Is ‘The Wolf Who Cried Boy’ Only For Older Kids?

Why did I make The Wolf Who Cried Boy for older kids? I’ve received feedback that the book is too “brutal” for 2nd through 4th graders. A recent review noted, “Wonderful images but often dark and scary not for tiny tots or children of a nervous disposition,” which is totally fair.

My intention was to match the tone of the older versions of the Aesop’s fable, which often ended with the little boy dying. There’s even a version where the boy does in fact see a wolf each time he cries out, but the noise of the villagers’ approach scares the wolf away. The final time, when the villagers don’t respond, the wolf continues to approach and kills the boy.

Obviously, I toned down the story greatly in The Wolf Who Cried Boy. The Wolf doesn’t die and repents. The final scene also shows that the Shepherd Boy got a happy ending, although the fact that he’s still a shepherd as a young adult was meant to imply that he was being punished for his youthful indiscretions by not being given a better job.

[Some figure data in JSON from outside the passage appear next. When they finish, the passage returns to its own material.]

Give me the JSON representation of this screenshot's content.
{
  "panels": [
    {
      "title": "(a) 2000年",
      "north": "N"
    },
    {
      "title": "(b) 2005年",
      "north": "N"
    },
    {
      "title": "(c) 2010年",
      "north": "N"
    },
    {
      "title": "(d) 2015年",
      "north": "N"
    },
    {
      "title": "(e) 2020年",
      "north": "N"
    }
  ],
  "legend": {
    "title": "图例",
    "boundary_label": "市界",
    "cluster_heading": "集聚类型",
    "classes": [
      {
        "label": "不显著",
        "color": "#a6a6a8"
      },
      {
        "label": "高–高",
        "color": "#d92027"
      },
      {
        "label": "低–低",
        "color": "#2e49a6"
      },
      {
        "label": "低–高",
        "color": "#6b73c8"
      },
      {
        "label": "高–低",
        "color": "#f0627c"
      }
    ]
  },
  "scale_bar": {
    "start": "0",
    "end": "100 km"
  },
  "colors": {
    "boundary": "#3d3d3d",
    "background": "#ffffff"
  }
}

As for my artwork, my original imagery idea for that page with the sheep was to show the wolf pack latching onto and biting into the sheep. But I figured that depicting them leaping toward the sheep got the point across while also looking epic.

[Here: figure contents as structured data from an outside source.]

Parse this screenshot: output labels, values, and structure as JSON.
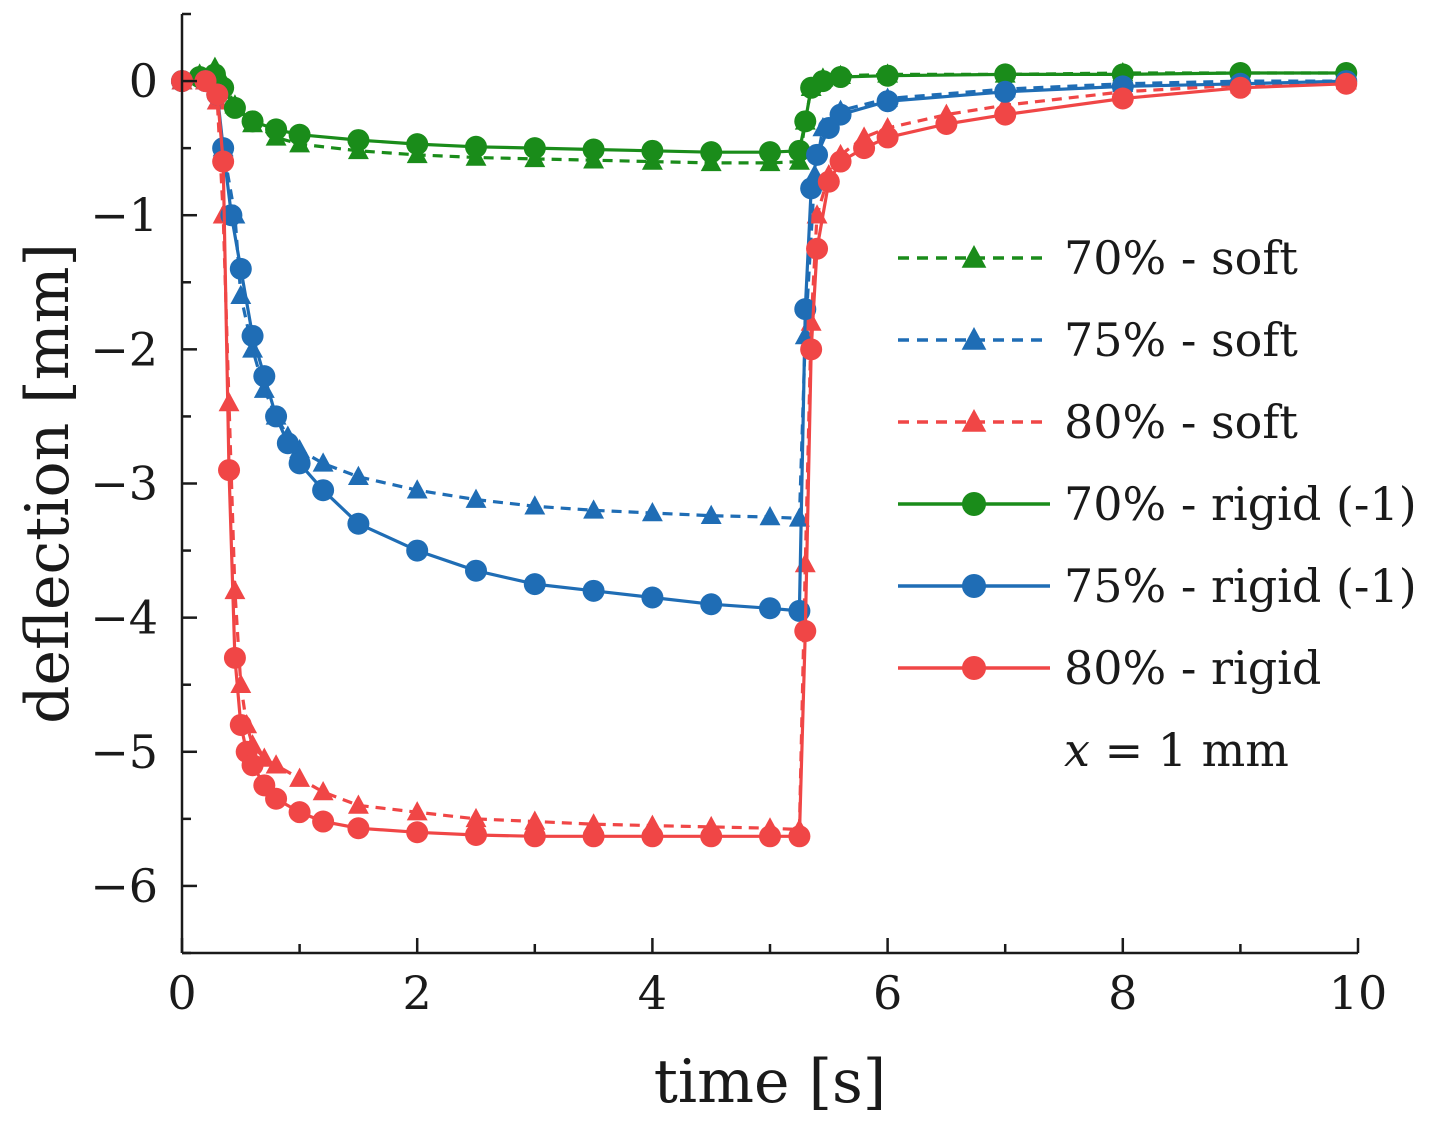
{
  "chart_data": {
    "type": "line",
    "title": "",
    "xlabel": "time [s]",
    "ylabel": "deflection [mm]",
    "xlim": [
      0,
      10
    ],
    "ylim": [
      -6.5,
      0.5
    ],
    "xticks": [
      0,
      2,
      4,
      6,
      8,
      10
    ],
    "xtick_labels": [
      "0",
      "2",
      "4",
      "6",
      "8",
      "10"
    ],
    "yticks": [
      0,
      -1,
      -2,
      -3,
      -4,
      -5,
      -6
    ],
    "ytick_labels": [
      "0",
      "−1",
      "−2",
      "−3",
      "−4",
      "−5",
      "−6"
    ],
    "grid": false,
    "legend_position": "right",
    "annotation": {
      "var": "x",
      "rest": " = 1 mm"
    },
    "series": [
      {
        "name": "70% - soft",
        "color": "#1a8c1a",
        "marker": "triangle",
        "dashed": true,
        "x": [
          0,
          0.15,
          0.28,
          0.35,
          0.45,
          0.6,
          0.8,
          1.0,
          1.5,
          2.0,
          2.5,
          3.0,
          3.5,
          4.0,
          4.5,
          5.0,
          5.25,
          5.3,
          5.35,
          5.45,
          5.6,
          6.0,
          7.0,
          8.0,
          9.0,
          9.9
        ],
        "y": [
          0.0,
          0.05,
          0.1,
          0.0,
          -0.18,
          -0.32,
          -0.42,
          -0.47,
          -0.52,
          -0.55,
          -0.57,
          -0.58,
          -0.59,
          -0.6,
          -0.61,
          -0.61,
          -0.6,
          -0.3,
          -0.05,
          0.02,
          0.04,
          0.05,
          0.05,
          0.06,
          0.06,
          0.06
        ]
      },
      {
        "name": "75% - soft",
        "color": "#1f6db5",
        "marker": "triangle",
        "dashed": true,
        "x": [
          0,
          0.2,
          0.3,
          0.35,
          0.45,
          0.5,
          0.6,
          0.7,
          0.8,
          0.9,
          1.0,
          1.2,
          1.5,
          2.0,
          2.5,
          3.0,
          3.5,
          4.0,
          4.5,
          5.0,
          5.25,
          5.3,
          5.38,
          5.45,
          5.6,
          6.0,
          7.0,
          8.0,
          9.0,
          9.9
        ],
        "y": [
          0.0,
          0.0,
          -0.15,
          -0.5,
          -1.0,
          -1.6,
          -2.0,
          -2.3,
          -2.5,
          -2.65,
          -2.75,
          -2.85,
          -2.95,
          -3.05,
          -3.12,
          -3.17,
          -3.2,
          -3.22,
          -3.24,
          -3.25,
          -3.26,
          -1.9,
          -0.7,
          -0.35,
          -0.22,
          -0.13,
          -0.06,
          -0.02,
          0.0,
          0.0
        ]
      },
      {
        "name": "80% - soft",
        "color": "#f04646",
        "marker": "triangle",
        "dashed": true,
        "x": [
          0,
          0.2,
          0.3,
          0.35,
          0.4,
          0.45,
          0.5,
          0.55,
          0.6,
          0.7,
          0.8,
          1.0,
          1.2,
          1.5,
          2.0,
          2.5,
          3.0,
          3.5,
          4.0,
          4.5,
          5.0,
          5.25,
          5.3,
          5.35,
          5.4,
          5.5,
          5.6,
          5.8,
          6.0,
          6.5,
          7.0,
          8.0,
          9.0,
          9.9
        ],
        "y": [
          0.0,
          0.0,
          -0.15,
          -1.0,
          -2.4,
          -3.8,
          -4.5,
          -4.8,
          -4.95,
          -5.05,
          -5.1,
          -5.2,
          -5.3,
          -5.4,
          -5.45,
          -5.5,
          -5.52,
          -5.54,
          -5.55,
          -5.56,
          -5.57,
          -5.58,
          -3.6,
          -1.8,
          -1.0,
          -0.7,
          -0.55,
          -0.42,
          -0.35,
          -0.25,
          -0.18,
          -0.08,
          -0.03,
          0.0
        ]
      },
      {
        "name": "70% - rigid (-1)",
        "color": "#1a8c1a",
        "marker": "circle",
        "dashed": false,
        "x": [
          0,
          0.15,
          0.28,
          0.35,
          0.45,
          0.6,
          0.8,
          1.0,
          1.5,
          2.0,
          2.5,
          3.0,
          3.5,
          4.0,
          4.5,
          5.0,
          5.25,
          5.3,
          5.35,
          5.45,
          5.6,
          6.0,
          7.0,
          8.0,
          9.0,
          9.9
        ],
        "y": [
          0.0,
          0.03,
          0.05,
          -0.05,
          -0.2,
          -0.3,
          -0.36,
          -0.4,
          -0.44,
          -0.47,
          -0.49,
          -0.5,
          -0.51,
          -0.52,
          -0.53,
          -0.53,
          -0.52,
          -0.3,
          -0.05,
          0.0,
          0.03,
          0.04,
          0.05,
          0.05,
          0.06,
          0.06
        ]
      },
      {
        "name": "75% - rigid (-1)",
        "color": "#1f6db5",
        "marker": "circle",
        "dashed": false,
        "x": [
          0,
          0.2,
          0.3,
          0.35,
          0.42,
          0.5,
          0.6,
          0.7,
          0.8,
          0.9,
          1.0,
          1.2,
          1.5,
          2.0,
          2.5,
          3.0,
          3.5,
          4.0,
          4.5,
          5.0,
          5.25,
          5.3,
          5.35,
          5.4,
          5.5,
          5.6,
          6.0,
          7.0,
          8.0,
          9.0,
          9.9
        ],
        "y": [
          0.0,
          0.0,
          -0.1,
          -0.5,
          -1.0,
          -1.4,
          -1.9,
          -2.2,
          -2.5,
          -2.7,
          -2.85,
          -3.05,
          -3.3,
          -3.5,
          -3.65,
          -3.75,
          -3.8,
          -3.85,
          -3.9,
          -3.93,
          -3.95,
          -1.7,
          -0.8,
          -0.55,
          -0.35,
          -0.25,
          -0.15,
          -0.08,
          -0.04,
          -0.02,
          0.0
        ]
      },
      {
        "name": "80% - rigid",
        "color": "#f04646",
        "marker": "circle",
        "dashed": false,
        "x": [
          0,
          0.2,
          0.3,
          0.35,
          0.4,
          0.45,
          0.5,
          0.55,
          0.6,
          0.7,
          0.8,
          1.0,
          1.2,
          1.5,
          2.0,
          2.5,
          3.0,
          3.5,
          4.0,
          4.5,
          5.0,
          5.25,
          5.3,
          5.35,
          5.4,
          5.5,
          5.6,
          5.8,
          6.0,
          6.5,
          7.0,
          8.0,
          9.0,
          9.9
        ],
        "y": [
          0.0,
          0.0,
          -0.1,
          -0.6,
          -2.9,
          -4.3,
          -4.8,
          -5.0,
          -5.1,
          -5.25,
          -5.35,
          -5.45,
          -5.52,
          -5.57,
          -5.6,
          -5.62,
          -5.63,
          -5.63,
          -5.63,
          -5.63,
          -5.63,
          -5.63,
          -4.1,
          -2.0,
          -1.25,
          -0.75,
          -0.6,
          -0.5,
          -0.42,
          -0.32,
          -0.25,
          -0.13,
          -0.05,
          -0.02
        ]
      }
    ]
  }
}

I also tried to make the climax scene not bloody by simply implying that Wolf is getting hit by some of the arrows by showing his scars in the subsequent pages. While my target demographic is older kids, I also wanted the book to be accessible to mature younger kids.

The overall goal was to create artwork that would appeal to tweens and grade schoolers. That’s why I drew inspiration from Nordic fairytale art when creating this book. While this art style is more detailed than the simple artwork preferred by young children, I believe the flat shading makes the art more approachable.

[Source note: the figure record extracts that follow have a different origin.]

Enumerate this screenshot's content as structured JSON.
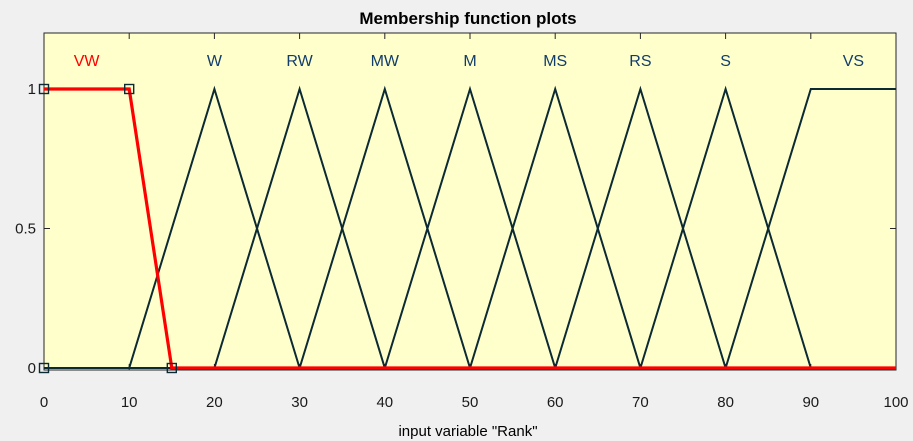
{
  "chart_data": {
    "type": "line",
    "title": "Membership function plots",
    "xlabel": "input variable \"Rank\"",
    "ylabel": "",
    "xlim": [
      0,
      100
    ],
    "ylim": [
      0,
      1.1
    ],
    "xticks": [
      "0",
      "10",
      "20",
      "30",
      "40",
      "50",
      "60",
      "70",
      "80",
      "90",
      "100"
    ],
    "yticks": [
      "0",
      "0.5",
      "1"
    ],
    "grid": false,
    "colors": {
      "plot_background": "#ffffcc",
      "default_line": "#0b2a33",
      "selected_line": "#ff0000",
      "label_default": "#123d6b",
      "label_selected": "#ff0000"
    },
    "series": [
      {
        "name": "VW",
        "selected": true,
        "label_x": 5,
        "x": [
          0,
          10,
          15,
          100
        ],
        "y": [
          1,
          1,
          0,
          0
        ]
      },
      {
        "name": "W",
        "selected": false,
        "label_x": 20,
        "x": [
          0,
          10,
          20,
          30,
          100
        ],
        "y": [
          0,
          0,
          1,
          0,
          0
        ]
      },
      {
        "name": "RW",
        "selected": false,
        "label_x": 30,
        "x": [
          0,
          20,
          30,
          40,
          100
        ],
        "y": [
          0,
          0,
          1,
          0,
          0
        ]
      },
      {
        "name": "MW",
        "selected": false,
        "label_x": 40,
        "x": [
          0,
          30,
          40,
          50,
          100
        ],
        "y": [
          0,
          0,
          1,
          0,
          0
        ]
      },
      {
        "name": "M",
        "selected": false,
        "label_x": 50,
        "x": [
          0,
          40,
          50,
          60,
          100
        ],
        "y": [
          0,
          0,
          1,
          0,
          0
        ]
      },
      {
        "name": "MS",
        "selected": false,
        "label_x": 60,
        "x": [
          0,
          50,
          60,
          70,
          100
        ],
        "y": [
          0,
          0,
          1,
          0,
          0
        ]
      },
      {
        "name": "RS",
        "selected": false,
        "label_x": 70,
        "x": [
          0,
          60,
          70,
          80,
          100
        ],
        "y": [
          0,
          0,
          1,
          0,
          0
        ]
      },
      {
        "name": "S",
        "selected": false,
        "label_x": 80,
        "x": [
          0,
          70,
          80,
          90,
          100
        ],
        "y": [
          0,
          0,
          1,
          0,
          0
        ]
      },
      {
        "name": "VS",
        "selected": false,
        "label_x": 95,
        "x": [
          0,
          80,
          90,
          100
        ],
        "y": [
          0,
          0,
          1,
          1
        ]
      }
    ],
    "markers": [
      {
        "x": 0,
        "y": 1
      },
      {
        "x": 10,
        "y": 1
      },
      {
        "x": 0,
        "y": 0
      },
      {
        "x": 15,
        "y": 0
      }
    ]
  }
}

Another factor I considered was the grade level of the readers. My writing process begins by first outlining the plot and then I write the details in a normal storytelling format. I have my Beta Readers group go over the story and give me feedback. Once all the major details are settled, I then convert the story into rhyming prose.

Since this book was targeted at older kids I focused on enhancing the storytelling impact. As such, I used words that a 4th grader might not understand.

I’m a big believer in enriching a child’s vocabulary. Also, parents are more likely to read a book to 2nd through 4th graders, so I’d hope they’d explain the meaning of the words.

But the choice of vocabulary was mostly an ancillary motive (look that up if you don’t know what it means!). The real reason I made the book for older kids is that they are often being trained in post-modern ideologies. They’re taught to believe that truth is relative and that you can “have your own truth” so I wanted to write a story that discussed the importance of truth in stark terms.

While post-modernism is definitely outside the scope of the book, I’m hoping that parents and kids will finish reading and have a greater respect for truth. It’s a good starting point for parents to discuss heavier topics with their kids.